Виалактада, родом из Мексики, был одним из великих игроков времен,
предшествовавших эпохе открытых соревнований; он играл в турнирах
профессионалов вместе с Хоудом, Розуоллом и Гонсалесом и поэтому не имел
доступа к чемпионатам серии "Большой шлем", где ему, несомненно, не было бы
равных. Он был неким прославленным фантомом, витавшим на границе света и
тени в те моменты, когда худшие, чем он, теннисисты вздымали кверху почетные
кубки. Он умер от рака желудка несколько лет назад.
Вот где, выходит, он окончил свой жизненный путь, уча богатых дамочек
подавать и отбивать; тоже своего рода лимб, подумал я. Здесь завершились его
странствия по белу свету; где завершатся мои?
Хотя я слышал стук мячей, на красных грунтовых кортах не видно было ни
одного игрока. Должно быть, есть еще корты вне поля зрения, решил я.

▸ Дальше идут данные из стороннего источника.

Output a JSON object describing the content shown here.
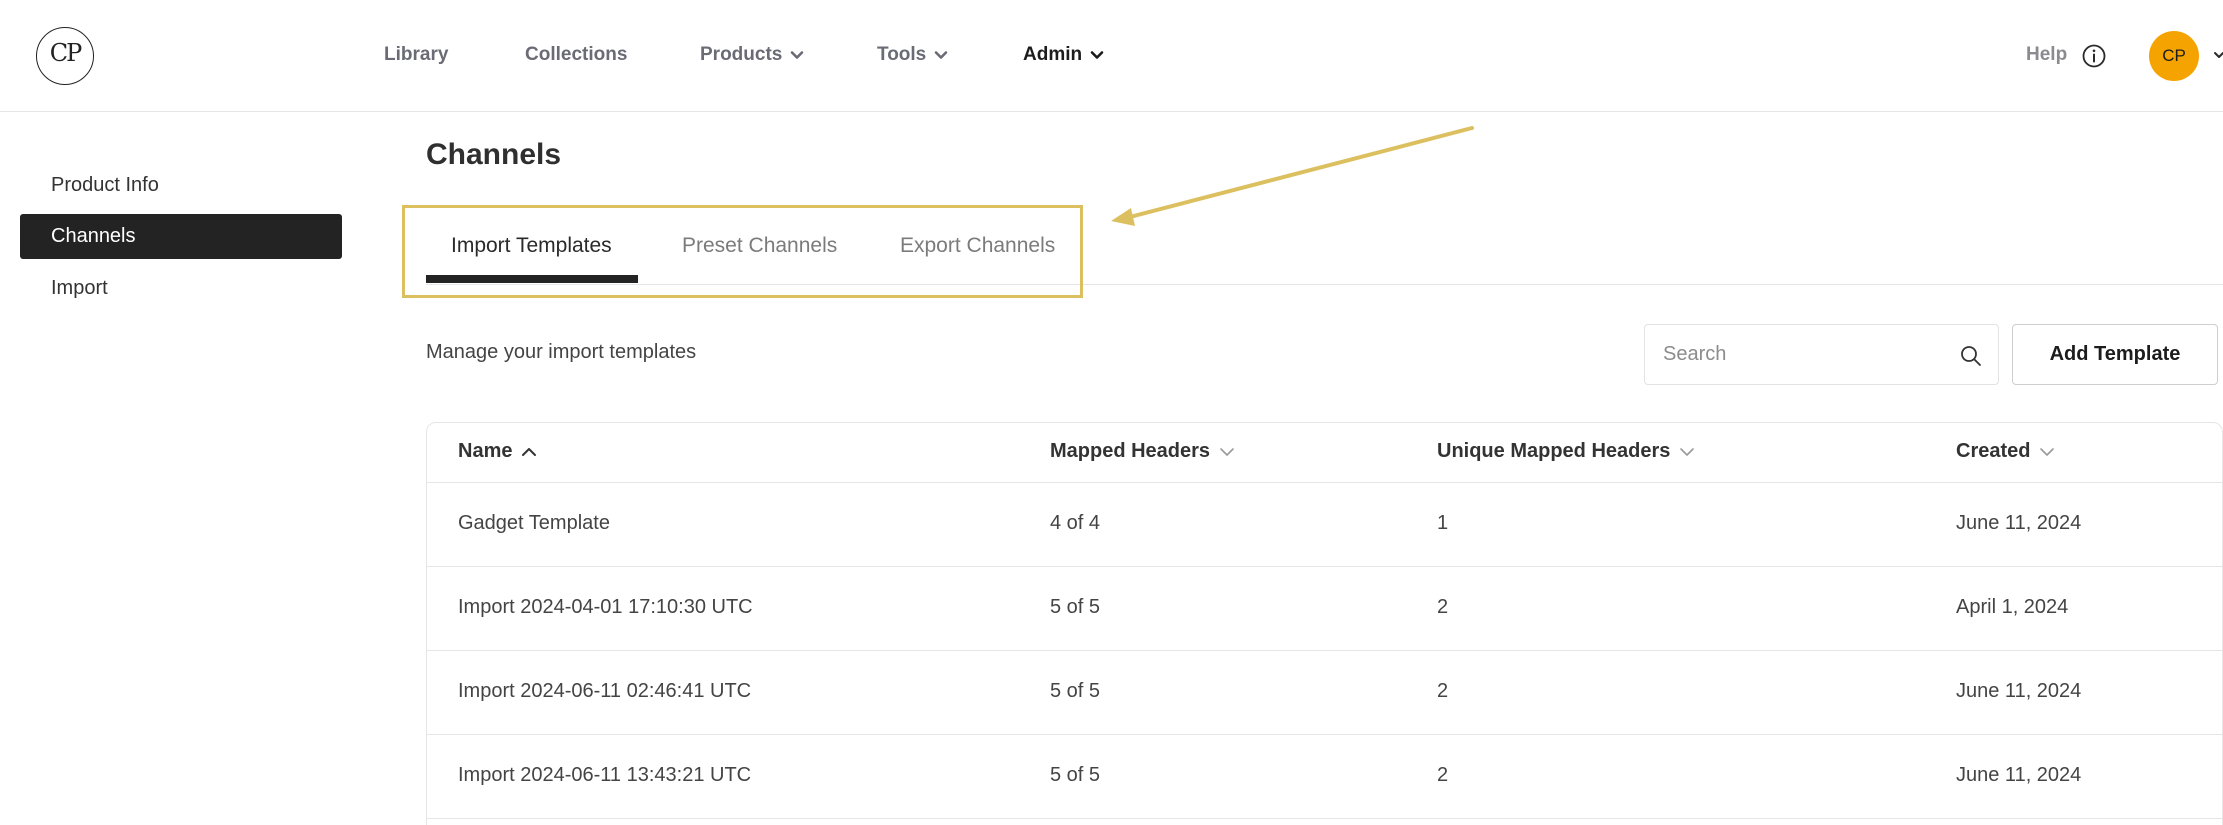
{
  "header": {
    "logo_text": "CP",
    "nav": [
      {
        "label": "Library"
      },
      {
        "label": "Collections"
      },
      {
        "label": "Products"
      },
      {
        "label": "Tools"
      },
      {
        "label": "Admin"
      }
    ],
    "help_label": "Help",
    "avatar_initials": "CP",
    "avatar_color": "#f5a300"
  },
  "sidebar": {
    "items": [
      {
        "label": "Product Info"
      },
      {
        "label": "Channels"
      },
      {
        "label": "Import"
      }
    ]
  },
  "main": {
    "title": "Channels",
    "tabs": [
      {
        "label": "Import Templates"
      },
      {
        "label": "Preset Channels"
      },
      {
        "label": "Export Channels"
      }
    ],
    "subtitle": "Manage your import templates",
    "search_placeholder": "Search",
    "add_button_label": "Add Template",
    "annotation_color": "#dcc060"
  },
  "table": {
    "columns": [
      "Name",
      "Mapped Headers",
      "Unique Mapped Headers",
      "Created"
    ],
    "rows": [
      [
        "Gadget Template",
        "4 of 4",
        "1",
        "June 11, 2024"
      ],
      [
        "Import 2024-04-01 17:10:30 UTC",
        "5 of 5",
        "2",
        "April 1, 2024"
      ],
      [
        "Import 2024-06-11 02:46:41 UTC",
        "5 of 5",
        "2",
        "June 11, 2024"
      ],
      [
        "Import 2024-06-11 13:43:21 UTC",
        "5 of 5",
        "2",
        "June 11, 2024"
      ]
    ]
  }
}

- Кто теперь руководит клубом? - спросил я Бивара; он с жаром закивал,
оскалив в улыбке свои чудовищные зубы.
- Да, конечно, Виалактада, - заверил меня он. - Его ранчо. Он самый.
x x x
Я попробовал представить себе, каким был этот пейзаж во времена наших
далеких предков. Кое-что надо удалить из ландшафта, но не столь уж многое:
дорогу, черный силуэт рекламного быка фирмы "Осборн", глядящего на меня с
высоты, опоры линии электропередачи, столбы телефонной линии, несколько
автомобилей "сеат" и автофургонов "рено". Городок Бененхели полосой белых
стен и красных крыш тянулся над нами вдоль склона холма и выглядел примерно
так же, как должен был выглядеть столетия назад. "Я еврей из Испании, как
философ Маймонид", - сказал я вслух, чтобы проверить, будут ли слова звучать
как правда. Они прозвучали глухо и пусто. Призрак Маймонида рассмеялся надо
мной. "Я как мечеть в Кордове, превращенная в католический храм",
экспериментировал я. "Барочная постройка, торчащая посреди восточной
архитектуры". Это тоже звучало фальшиво. "Я никто и ниоткуда, ни на что не
похожий, всюду неприкаянный". Вот это звучало лучше. Здесь чувствовалась
правда. Все мои узы порвались. Я достиг Антииерусалима: здесь не родина,
здесь дальняя даль. Место, которое не привязывает, а отвязывает.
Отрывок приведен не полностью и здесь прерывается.